CSE 238 - Advanced Topics in Static and Dynamic Compilation
Welcome to CSE 238! All class members are asked to use this web page
to get the latest information.
1. You can find out about some work on varying cache line size
here.(courtesy of Michael Mc Cracken. Note Andrew Chien is involved!)
2. You can read more about Software Obfuscation
This course focuses on both classic and leading edge topics relating
to static and dynamic compilers. For fall quarter, the topics are
compiling for performance and parallelism, including multithreading,
dynamic optimization, and automatic compiler generation for special
purpose languages and architectures.
Lecture Times and Location
- Tuesday & Thursday 11 am to 12:20 pm in Center Hall 224C
There will be no exams in the class. The first part of the class (3
weeks) will cover fundamentals of compiling for high performance, with
lectures from the new text book "Optimizing Compilers for Modern
Architectures" by Allen and Kennedy. (You needn't buy the book.) In
the rest of the class (7 weeks) we will be discussing papers which we
have all read in advance of the class. Class members will take turns
leading discussions. Each week, you will in addition write a critical
review of one of the papers discussed that week. In addition,
students will do (small) projects of their own choosing.

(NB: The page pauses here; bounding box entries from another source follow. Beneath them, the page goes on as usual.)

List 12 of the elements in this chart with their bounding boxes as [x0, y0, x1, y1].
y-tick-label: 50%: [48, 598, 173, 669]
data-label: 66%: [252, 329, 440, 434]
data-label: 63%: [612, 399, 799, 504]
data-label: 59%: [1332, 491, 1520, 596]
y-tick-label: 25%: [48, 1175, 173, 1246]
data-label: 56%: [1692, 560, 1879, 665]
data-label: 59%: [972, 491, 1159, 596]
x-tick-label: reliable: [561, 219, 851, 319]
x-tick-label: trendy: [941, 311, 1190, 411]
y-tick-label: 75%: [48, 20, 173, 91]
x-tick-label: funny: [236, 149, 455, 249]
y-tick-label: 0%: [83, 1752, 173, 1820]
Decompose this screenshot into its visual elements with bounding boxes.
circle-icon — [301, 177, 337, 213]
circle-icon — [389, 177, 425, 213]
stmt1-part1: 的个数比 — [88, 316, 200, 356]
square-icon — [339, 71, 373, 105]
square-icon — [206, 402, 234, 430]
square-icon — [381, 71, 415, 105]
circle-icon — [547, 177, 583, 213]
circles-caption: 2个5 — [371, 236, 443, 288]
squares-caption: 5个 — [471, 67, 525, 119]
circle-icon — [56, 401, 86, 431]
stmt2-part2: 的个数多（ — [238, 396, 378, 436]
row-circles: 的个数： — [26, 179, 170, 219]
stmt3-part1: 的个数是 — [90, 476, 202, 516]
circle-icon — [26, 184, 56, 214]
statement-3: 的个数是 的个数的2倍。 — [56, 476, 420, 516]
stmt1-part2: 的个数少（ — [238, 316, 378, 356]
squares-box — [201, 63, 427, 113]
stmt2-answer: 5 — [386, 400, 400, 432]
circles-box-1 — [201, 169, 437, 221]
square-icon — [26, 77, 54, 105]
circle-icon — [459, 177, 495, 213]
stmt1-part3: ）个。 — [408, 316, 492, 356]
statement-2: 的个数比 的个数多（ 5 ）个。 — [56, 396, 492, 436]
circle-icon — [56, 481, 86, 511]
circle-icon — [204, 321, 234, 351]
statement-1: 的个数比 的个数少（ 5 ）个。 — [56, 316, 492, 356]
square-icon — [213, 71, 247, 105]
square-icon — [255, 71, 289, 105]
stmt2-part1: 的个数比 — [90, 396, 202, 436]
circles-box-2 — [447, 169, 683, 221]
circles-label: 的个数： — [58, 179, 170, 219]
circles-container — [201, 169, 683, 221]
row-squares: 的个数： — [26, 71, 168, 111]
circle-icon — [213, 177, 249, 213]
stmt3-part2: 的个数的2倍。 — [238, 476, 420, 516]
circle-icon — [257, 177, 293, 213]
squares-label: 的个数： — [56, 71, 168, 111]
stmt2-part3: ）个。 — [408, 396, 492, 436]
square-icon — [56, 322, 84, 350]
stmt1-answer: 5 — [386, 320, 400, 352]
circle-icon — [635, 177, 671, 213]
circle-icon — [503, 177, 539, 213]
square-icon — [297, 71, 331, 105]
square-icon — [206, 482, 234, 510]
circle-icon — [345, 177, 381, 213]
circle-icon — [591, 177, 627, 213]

Class Requirements and Grading
Class participation and leading discussions on papers (30%)
Weekly critical reviews of papers (30%)
Project of your choice (40%)
Your project can take one of three forms:
A survey of major research results in a particular area related
to the course. You will need to identify the area, propose a set of
8-10 papers, and write a 6-10 page report.
A proposal for new research related to the course. You will
need to identify the area, propose a set of 4-5 papers as background,
and write a 6-10 page report describing and justifying the problem or
question that you are proposing, and outlining a method for
approaching the problem.
An implementation or experiments extending the work of a chosen
paper. You will need to identify the paper, propose a set of
experiments or implementation, and write a 4-5 page report describing
your problem, your implementation, and the results.